Figure 1.

In treatment-naïve prostate adenocarcinoma, the androgen receptor (AR) axis, activated primarily by androgens of testicular origin, drives cancer growth and expression of a transcriptional program of AR-target genes, such as KLK3 (PSA). AR signaling also suppresses neuroendocrine signaling, by keeping REST levels high, which keeps ONECUT2 levels low. Androgen deprivation therapy (ADT), that targets testicular production of testosterone, achieves high initial response rates, but resistance eventually emerges, as CRPC. The decreased activation of AR, due to low ligand levels, leads to lower REST levels, which consequently allows the de-repression of ONECUT2 expression.

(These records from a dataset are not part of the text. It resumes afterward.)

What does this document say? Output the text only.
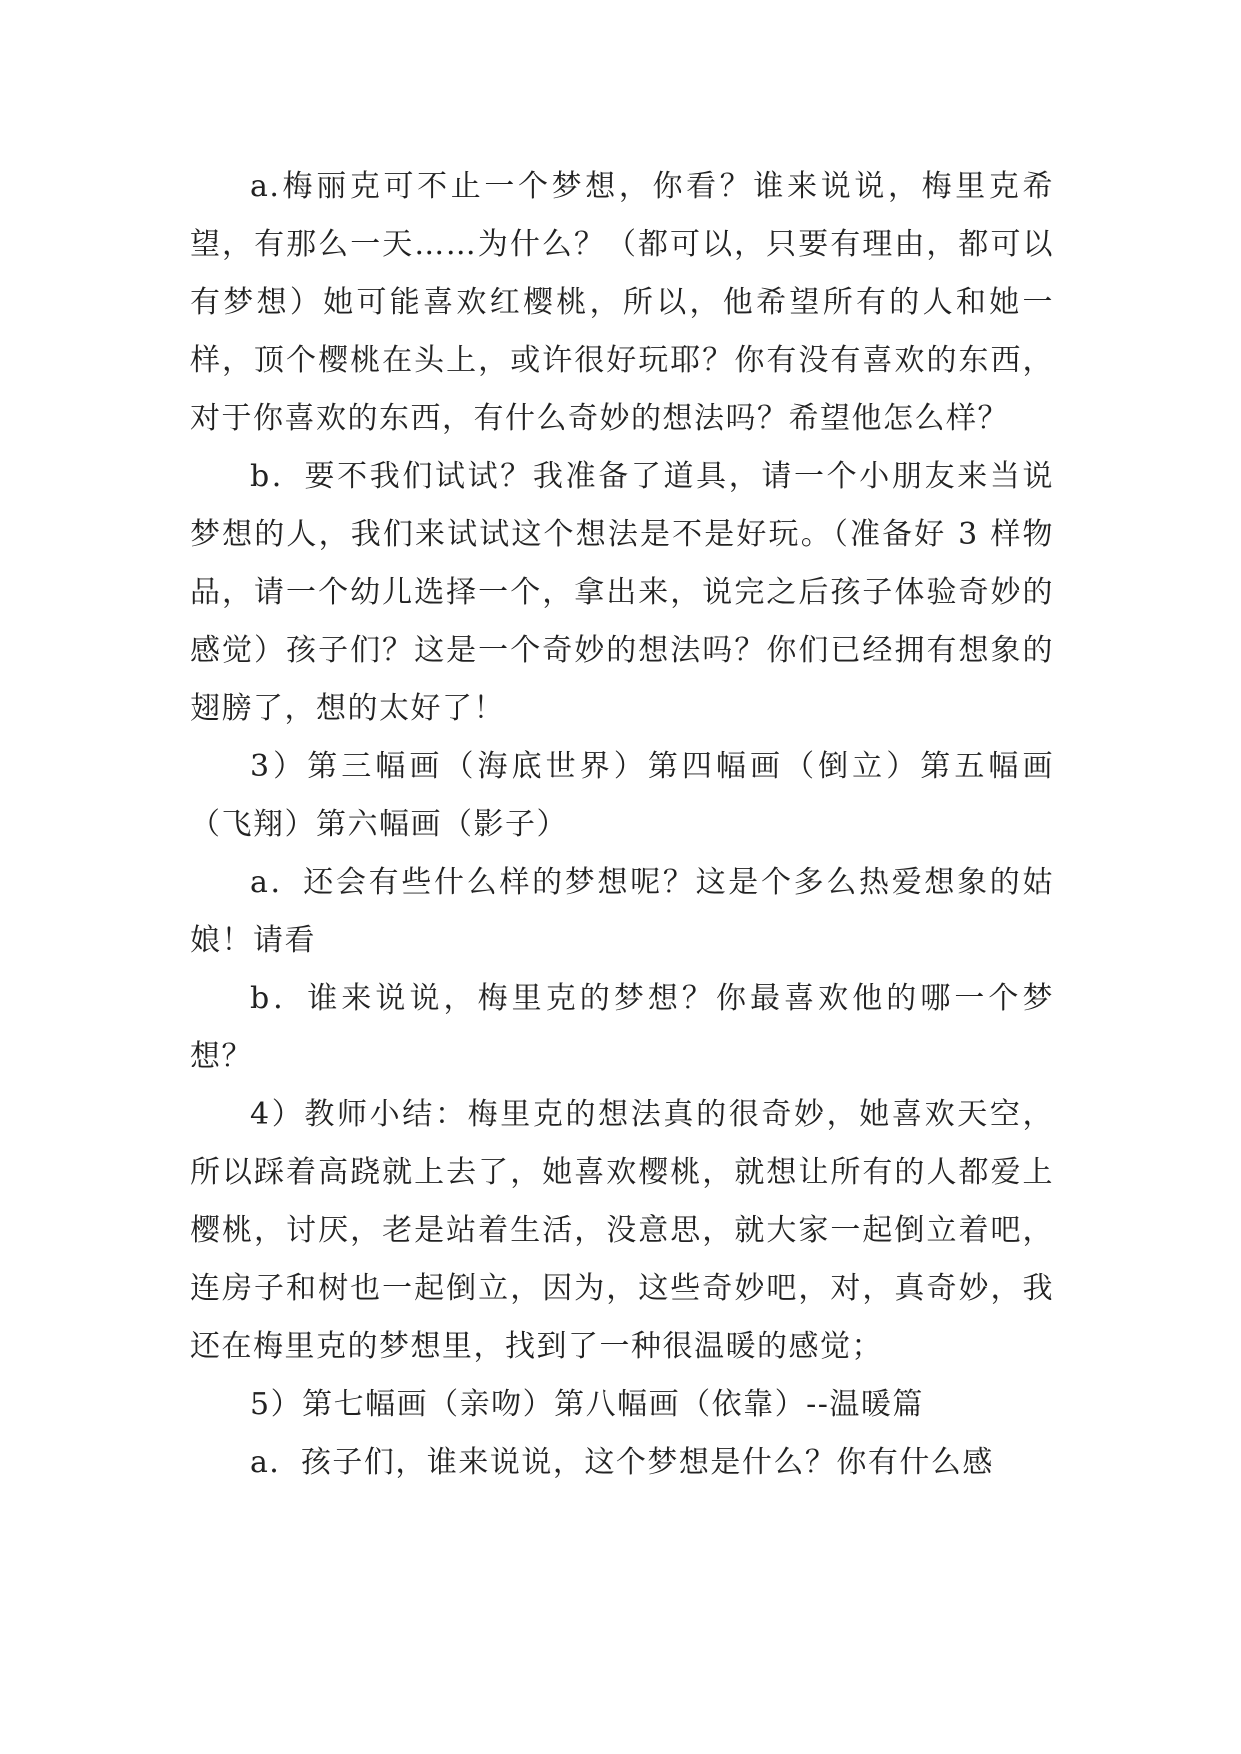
a.梅丽克可不止一个梦想，你看？谁来说说，梅里克希望，有那么一天……为什么？（都可以，只要有理由，都可以有梦想）她可能喜欢红樱桃，所以，他希望所有的人和她一样，顶个樱桃在头上，或许很好玩耶？你有没有喜欢的东西，对于你喜欢的东西，有什么奇妙的想法吗？希望他怎么样？

b．要不我们试试？我准备了道具，请一个小朋友来当说梦想的人，我们来试试这个想法是不是好玩。（准备好 3 样物品，请一个幼儿选择一个，拿出来，说完之后孩子体验奇妙的感觉）孩子们？这是一个奇妙的想法吗？你们已经拥有想象的翅膀了，想的太好了！

3）第三幅画（海底世界）第四幅画（倒立）第五幅画（飞翔）第六幅画（影子）

a．还会有些什么样的梦想呢？这是个多么热爱想象的姑娘！请看

b．谁来说说，梅里克的梦想？你最喜欢他的哪一个梦想？

4）教师小结：梅里克的想法真的很奇妙，她喜欢天空，所以踩着高跷就上去了，她喜欢樱桃，就想让所有的人都爱上樱桃，讨厌，老是站着生活，没意思，就大家一起倒立着吧，连房子和树也一起倒立，因为，这些奇妙吧，对，真奇妙，我还在梅里克的梦想里，找到了一种很温暖的感觉；

5）第七幅画（亲吻）第八幅画（依靠）--温暖篇

a．孩子们，谁来说说，这个梦想是什么？你有什么感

ONECUT2 suppresses the AR transcriptional program, via at least three mechanisms: (I) ONECUT2 suppresses expression of AR itself; (II) ONECUT2 suppresses expression of FOXA1, a pioneer factor that facilitates AR function, and; (III) a direct antagonistic effect of ONECUT2 on a subset of the AR-regulated transcriptome. Also, high levels of ONECUT2 drive the NEPC transcriptional program, which includes target genes such as PEG10, and increase SMAD3 expression, which regulates hypoxia signaling through modulating HIF1α binding to the chromatin, leading NEPC to be more hypoxic than adeno-CRPC, PSA, prostate-specific antigen; CRPC, castration-resistant prostate cancer; NEPC, neuroendocrine prostate cancer.